Prior to the storm’s arrival, more than 130,000 people were evacuated. The areas mostly affected—Bicol, Calabarzon, Mimaropa, eastern Central Luzon, and Cagayan—experienced heavy rain and powerful winds causing massive damage to infrastructure and agriculture. The storm was responsible for power outages, travel disruption, extensive building damage, and many casualties. In addition, the typhoon’s passage caused many outdoor events at the Southeast Asian Games, which were being held in the Philippines at the time, to be rescheduled or canceled.

According to a report issued by the Philippines government in December 2019, damage to crops and agriculture from Kammuri was estimated to be PHP 5.9 billion (USD 116 million). More than 68,000 houses, schools, and other structures were reported destroyed and at least 463,000 were damaged. Because damage exceeded PHP 1 billion PAGASA decommissioned the name Tisoy from its naming lists.

Kammuri’s eye passed only about 75 miles (120 km) south of Manila, and for a while it looked as though it was going to make a direct hit. The 16 cities within the Metro Manila area form the most densely populated region of the Philippines and contain approximately 70% of the insurable property in the country. Losses could be significant if a typhoon were to hit this region directly, as they do from time to time. The most devastating to strike the area in recent years was Typhoon Ketsana in 2009, which caused about USD 1.09 billion in damage, mostly from widespread and heavy flooding.

Kammuri made landfall in the Philippines as a Category 4-equivalent typhoon. A recent AIR analysis of modeled Kammuri-like storms passing directly through the Metro Manila area confirmed that even a Category 3-equivalent typhoon could have a catastrophic impact when tracking through a high exposure area such as this.

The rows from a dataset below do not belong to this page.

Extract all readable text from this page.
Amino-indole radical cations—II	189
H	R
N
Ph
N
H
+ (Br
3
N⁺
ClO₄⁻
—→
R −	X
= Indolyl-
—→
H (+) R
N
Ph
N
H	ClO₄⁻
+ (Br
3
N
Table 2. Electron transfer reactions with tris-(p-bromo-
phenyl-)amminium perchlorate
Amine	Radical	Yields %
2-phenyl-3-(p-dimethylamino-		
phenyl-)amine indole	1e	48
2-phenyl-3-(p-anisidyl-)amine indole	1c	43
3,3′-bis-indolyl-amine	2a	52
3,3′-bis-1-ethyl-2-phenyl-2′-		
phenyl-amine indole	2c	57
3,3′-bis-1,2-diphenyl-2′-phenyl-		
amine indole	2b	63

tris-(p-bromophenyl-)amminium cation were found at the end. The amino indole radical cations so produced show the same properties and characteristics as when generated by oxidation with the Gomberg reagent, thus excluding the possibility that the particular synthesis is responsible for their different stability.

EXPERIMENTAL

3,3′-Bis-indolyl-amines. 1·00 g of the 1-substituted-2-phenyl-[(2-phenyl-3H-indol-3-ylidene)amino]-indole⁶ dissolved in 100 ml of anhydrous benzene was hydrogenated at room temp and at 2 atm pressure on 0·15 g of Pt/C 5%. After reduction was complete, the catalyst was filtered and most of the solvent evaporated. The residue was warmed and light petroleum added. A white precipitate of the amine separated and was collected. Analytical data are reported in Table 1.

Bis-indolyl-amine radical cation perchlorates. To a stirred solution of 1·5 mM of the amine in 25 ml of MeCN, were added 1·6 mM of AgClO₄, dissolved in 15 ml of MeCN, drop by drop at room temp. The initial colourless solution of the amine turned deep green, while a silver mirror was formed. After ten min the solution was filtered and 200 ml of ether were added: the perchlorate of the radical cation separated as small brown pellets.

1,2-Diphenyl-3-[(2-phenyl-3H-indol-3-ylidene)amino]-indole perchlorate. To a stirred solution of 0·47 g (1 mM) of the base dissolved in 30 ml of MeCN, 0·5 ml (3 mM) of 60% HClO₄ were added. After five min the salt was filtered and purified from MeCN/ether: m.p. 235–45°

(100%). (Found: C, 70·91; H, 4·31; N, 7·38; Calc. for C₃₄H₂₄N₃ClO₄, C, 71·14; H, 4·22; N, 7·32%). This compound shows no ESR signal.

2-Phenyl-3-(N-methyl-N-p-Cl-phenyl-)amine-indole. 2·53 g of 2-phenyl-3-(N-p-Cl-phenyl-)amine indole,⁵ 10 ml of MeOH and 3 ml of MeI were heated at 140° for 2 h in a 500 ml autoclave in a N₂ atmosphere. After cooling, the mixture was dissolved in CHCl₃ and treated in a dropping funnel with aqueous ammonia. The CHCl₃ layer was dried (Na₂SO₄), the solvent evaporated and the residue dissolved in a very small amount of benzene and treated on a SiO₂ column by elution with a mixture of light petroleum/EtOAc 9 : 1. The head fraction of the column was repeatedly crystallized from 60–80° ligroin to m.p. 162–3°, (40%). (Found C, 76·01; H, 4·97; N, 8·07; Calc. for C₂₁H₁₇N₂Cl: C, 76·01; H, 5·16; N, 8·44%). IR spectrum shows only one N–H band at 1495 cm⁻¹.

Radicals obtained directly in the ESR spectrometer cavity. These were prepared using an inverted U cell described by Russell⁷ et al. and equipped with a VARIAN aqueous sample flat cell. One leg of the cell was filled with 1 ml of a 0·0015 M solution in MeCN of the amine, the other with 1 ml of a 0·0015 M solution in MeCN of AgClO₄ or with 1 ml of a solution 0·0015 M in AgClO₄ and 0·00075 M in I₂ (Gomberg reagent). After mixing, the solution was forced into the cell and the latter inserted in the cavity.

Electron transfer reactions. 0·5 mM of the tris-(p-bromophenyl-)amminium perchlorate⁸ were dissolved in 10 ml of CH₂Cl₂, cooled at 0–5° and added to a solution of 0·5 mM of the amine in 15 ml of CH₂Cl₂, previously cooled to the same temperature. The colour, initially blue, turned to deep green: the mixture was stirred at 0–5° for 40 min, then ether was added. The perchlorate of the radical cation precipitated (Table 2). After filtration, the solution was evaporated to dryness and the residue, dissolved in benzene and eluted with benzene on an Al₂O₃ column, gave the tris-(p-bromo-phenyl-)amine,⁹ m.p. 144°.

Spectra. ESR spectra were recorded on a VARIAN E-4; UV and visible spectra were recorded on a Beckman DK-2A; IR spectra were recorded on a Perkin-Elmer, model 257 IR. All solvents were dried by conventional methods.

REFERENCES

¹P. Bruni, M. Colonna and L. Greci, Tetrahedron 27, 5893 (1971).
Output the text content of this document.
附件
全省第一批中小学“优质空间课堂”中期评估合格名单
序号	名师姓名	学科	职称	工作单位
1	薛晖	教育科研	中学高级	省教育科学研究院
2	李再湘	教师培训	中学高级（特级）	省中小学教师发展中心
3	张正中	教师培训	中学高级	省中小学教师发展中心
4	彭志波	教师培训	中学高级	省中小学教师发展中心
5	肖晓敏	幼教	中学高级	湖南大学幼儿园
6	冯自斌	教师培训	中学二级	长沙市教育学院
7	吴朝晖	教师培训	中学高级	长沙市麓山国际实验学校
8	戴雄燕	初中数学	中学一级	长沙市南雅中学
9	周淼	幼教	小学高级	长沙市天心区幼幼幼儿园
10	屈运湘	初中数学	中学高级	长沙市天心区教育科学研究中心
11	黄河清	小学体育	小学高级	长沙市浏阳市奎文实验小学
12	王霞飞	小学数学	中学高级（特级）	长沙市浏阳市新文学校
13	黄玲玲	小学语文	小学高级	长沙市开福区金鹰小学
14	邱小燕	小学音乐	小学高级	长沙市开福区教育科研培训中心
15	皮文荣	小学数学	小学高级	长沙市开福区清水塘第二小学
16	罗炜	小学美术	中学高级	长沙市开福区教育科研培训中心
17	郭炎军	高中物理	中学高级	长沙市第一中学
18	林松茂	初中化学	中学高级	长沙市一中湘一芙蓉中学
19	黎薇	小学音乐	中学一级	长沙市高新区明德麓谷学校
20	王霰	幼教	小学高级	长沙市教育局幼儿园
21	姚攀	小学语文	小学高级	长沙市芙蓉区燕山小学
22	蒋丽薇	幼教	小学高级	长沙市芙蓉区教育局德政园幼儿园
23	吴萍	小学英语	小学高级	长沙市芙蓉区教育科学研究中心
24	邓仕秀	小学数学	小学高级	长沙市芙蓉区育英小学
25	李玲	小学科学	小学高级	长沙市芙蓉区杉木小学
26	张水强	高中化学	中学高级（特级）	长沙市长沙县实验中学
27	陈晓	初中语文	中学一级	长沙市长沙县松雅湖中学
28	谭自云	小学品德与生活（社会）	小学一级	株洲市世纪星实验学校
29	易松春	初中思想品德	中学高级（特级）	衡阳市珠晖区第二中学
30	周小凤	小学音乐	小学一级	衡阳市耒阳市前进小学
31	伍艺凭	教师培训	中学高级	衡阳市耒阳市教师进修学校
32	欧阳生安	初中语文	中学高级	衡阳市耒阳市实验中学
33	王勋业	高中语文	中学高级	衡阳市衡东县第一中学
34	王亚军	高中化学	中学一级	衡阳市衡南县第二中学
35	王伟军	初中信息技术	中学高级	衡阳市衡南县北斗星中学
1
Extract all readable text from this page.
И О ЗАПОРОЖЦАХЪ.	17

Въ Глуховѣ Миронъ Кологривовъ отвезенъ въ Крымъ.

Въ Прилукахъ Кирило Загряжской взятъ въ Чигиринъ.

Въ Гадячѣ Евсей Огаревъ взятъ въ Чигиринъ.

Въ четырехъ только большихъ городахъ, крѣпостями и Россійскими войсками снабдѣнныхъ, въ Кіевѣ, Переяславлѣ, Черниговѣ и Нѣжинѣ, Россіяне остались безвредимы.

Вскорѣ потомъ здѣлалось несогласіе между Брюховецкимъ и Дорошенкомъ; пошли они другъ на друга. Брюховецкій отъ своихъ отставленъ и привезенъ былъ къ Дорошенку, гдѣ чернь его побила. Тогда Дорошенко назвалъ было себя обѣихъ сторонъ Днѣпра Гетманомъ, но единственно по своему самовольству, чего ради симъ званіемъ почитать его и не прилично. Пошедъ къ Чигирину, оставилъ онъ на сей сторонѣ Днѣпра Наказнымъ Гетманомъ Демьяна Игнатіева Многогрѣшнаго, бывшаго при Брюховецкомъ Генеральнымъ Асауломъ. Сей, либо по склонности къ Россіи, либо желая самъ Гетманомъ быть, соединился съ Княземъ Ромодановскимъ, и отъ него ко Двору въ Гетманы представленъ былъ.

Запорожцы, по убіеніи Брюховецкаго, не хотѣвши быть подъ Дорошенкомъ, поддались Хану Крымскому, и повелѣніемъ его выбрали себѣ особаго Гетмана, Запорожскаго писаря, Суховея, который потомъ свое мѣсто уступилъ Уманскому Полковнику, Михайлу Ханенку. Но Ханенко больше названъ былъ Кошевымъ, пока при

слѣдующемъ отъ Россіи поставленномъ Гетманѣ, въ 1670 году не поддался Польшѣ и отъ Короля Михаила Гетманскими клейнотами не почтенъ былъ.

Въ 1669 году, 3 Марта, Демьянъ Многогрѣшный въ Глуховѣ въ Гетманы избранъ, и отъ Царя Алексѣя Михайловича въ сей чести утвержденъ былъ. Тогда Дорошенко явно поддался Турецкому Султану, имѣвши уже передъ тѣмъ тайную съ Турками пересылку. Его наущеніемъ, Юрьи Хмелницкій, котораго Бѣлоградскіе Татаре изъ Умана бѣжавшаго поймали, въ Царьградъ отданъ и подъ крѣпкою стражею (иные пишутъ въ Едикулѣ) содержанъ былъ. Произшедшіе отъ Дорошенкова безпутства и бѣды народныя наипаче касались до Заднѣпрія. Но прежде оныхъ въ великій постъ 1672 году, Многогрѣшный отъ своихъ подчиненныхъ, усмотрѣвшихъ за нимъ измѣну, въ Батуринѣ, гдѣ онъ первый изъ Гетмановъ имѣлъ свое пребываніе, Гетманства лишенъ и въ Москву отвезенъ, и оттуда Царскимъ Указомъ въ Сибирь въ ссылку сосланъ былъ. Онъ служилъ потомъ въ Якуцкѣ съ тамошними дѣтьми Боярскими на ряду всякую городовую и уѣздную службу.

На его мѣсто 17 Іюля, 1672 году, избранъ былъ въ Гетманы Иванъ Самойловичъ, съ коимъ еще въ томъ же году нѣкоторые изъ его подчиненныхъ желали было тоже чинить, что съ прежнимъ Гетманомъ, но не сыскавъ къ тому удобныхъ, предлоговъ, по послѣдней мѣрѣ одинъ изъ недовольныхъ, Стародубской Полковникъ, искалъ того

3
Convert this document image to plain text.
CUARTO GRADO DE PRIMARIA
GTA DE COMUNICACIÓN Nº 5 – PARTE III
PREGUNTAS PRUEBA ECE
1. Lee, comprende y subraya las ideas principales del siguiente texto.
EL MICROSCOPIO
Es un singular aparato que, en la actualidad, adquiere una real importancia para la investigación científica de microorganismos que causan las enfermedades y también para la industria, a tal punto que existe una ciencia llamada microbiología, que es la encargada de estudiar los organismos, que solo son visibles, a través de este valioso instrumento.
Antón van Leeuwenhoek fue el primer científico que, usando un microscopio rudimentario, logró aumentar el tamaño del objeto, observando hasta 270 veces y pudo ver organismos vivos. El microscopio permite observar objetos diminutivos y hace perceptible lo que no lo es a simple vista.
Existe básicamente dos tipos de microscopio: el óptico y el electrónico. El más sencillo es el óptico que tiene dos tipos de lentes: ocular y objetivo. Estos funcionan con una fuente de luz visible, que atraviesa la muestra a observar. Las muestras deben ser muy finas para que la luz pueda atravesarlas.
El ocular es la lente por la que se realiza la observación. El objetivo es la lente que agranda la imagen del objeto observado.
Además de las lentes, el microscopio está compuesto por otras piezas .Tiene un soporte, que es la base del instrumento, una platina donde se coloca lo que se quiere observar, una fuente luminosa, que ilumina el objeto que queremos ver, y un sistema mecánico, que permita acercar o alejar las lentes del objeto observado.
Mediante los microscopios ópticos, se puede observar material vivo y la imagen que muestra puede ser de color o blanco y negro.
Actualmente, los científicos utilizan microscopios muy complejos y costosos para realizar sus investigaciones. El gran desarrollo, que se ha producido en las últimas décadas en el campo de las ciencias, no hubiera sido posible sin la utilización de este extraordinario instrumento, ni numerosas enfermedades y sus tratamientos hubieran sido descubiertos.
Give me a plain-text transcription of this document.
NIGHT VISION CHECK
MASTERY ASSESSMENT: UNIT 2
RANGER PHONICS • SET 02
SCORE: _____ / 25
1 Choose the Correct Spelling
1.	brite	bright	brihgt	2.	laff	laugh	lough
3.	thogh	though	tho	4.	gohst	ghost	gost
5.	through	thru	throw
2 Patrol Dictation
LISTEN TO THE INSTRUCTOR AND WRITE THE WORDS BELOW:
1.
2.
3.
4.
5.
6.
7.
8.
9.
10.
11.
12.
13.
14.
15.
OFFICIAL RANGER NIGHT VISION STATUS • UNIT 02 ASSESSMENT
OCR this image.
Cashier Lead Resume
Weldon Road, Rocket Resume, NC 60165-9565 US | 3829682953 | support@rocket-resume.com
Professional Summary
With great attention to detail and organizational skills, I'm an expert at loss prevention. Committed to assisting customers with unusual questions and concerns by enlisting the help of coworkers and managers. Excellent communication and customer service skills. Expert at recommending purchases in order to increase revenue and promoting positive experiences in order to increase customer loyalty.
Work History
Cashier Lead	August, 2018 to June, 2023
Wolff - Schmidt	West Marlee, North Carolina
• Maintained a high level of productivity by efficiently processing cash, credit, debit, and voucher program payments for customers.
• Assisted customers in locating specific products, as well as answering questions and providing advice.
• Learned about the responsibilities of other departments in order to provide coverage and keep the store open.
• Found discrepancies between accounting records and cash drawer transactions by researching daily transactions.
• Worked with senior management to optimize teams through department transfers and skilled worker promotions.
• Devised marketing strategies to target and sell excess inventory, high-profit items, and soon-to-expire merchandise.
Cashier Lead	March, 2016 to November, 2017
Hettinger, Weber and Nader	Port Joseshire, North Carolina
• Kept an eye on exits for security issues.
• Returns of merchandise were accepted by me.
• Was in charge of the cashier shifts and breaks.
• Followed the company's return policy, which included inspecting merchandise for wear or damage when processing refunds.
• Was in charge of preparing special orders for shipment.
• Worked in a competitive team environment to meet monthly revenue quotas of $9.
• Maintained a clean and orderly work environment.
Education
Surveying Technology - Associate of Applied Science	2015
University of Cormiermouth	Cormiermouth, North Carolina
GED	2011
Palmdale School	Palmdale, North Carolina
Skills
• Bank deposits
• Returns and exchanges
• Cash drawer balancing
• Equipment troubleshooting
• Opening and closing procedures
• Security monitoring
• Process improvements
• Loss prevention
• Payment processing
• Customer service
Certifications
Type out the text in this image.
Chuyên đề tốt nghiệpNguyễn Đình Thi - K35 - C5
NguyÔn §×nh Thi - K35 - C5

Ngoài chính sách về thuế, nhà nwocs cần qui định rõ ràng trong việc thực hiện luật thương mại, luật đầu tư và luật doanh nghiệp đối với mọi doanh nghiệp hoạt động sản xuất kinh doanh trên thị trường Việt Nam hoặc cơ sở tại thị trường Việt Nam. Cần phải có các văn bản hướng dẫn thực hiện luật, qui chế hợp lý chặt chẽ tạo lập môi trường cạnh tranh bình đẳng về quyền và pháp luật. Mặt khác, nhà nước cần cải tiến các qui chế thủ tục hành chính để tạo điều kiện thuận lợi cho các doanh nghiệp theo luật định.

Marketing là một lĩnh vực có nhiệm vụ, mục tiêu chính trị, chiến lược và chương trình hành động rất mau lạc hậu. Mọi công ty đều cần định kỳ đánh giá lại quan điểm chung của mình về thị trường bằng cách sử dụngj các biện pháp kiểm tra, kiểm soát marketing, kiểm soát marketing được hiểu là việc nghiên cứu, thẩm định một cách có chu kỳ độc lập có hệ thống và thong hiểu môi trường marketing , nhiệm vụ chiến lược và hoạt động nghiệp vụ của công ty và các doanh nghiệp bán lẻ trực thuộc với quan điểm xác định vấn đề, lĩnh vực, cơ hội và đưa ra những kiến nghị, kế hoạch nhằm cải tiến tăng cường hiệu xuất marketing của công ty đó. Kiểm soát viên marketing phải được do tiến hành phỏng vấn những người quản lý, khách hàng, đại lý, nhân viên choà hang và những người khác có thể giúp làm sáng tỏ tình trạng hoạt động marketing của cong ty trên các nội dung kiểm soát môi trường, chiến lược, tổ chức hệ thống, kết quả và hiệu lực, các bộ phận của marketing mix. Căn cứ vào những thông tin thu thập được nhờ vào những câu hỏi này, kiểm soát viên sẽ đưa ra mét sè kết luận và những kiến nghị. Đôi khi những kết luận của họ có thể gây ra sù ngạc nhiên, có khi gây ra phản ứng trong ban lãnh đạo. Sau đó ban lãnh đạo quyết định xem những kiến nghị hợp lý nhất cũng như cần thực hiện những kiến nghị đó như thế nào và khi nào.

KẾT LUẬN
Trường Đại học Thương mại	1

The occurrence of Kammuri coincided with the recent World Bank cat bond issuance that secures risk transfer and disaster insurance protection for the Philippines—the first of its kind in Asia. The Philippines cat bonds are important first steps toward safeguarding post-disaster financing to developing economies, but more needs to be done to close the Global Protection Gap. In Asia as a whole, only 9% of insurable losses are insured, highlighting an opportunity and a responsibility for the insurance industry to act.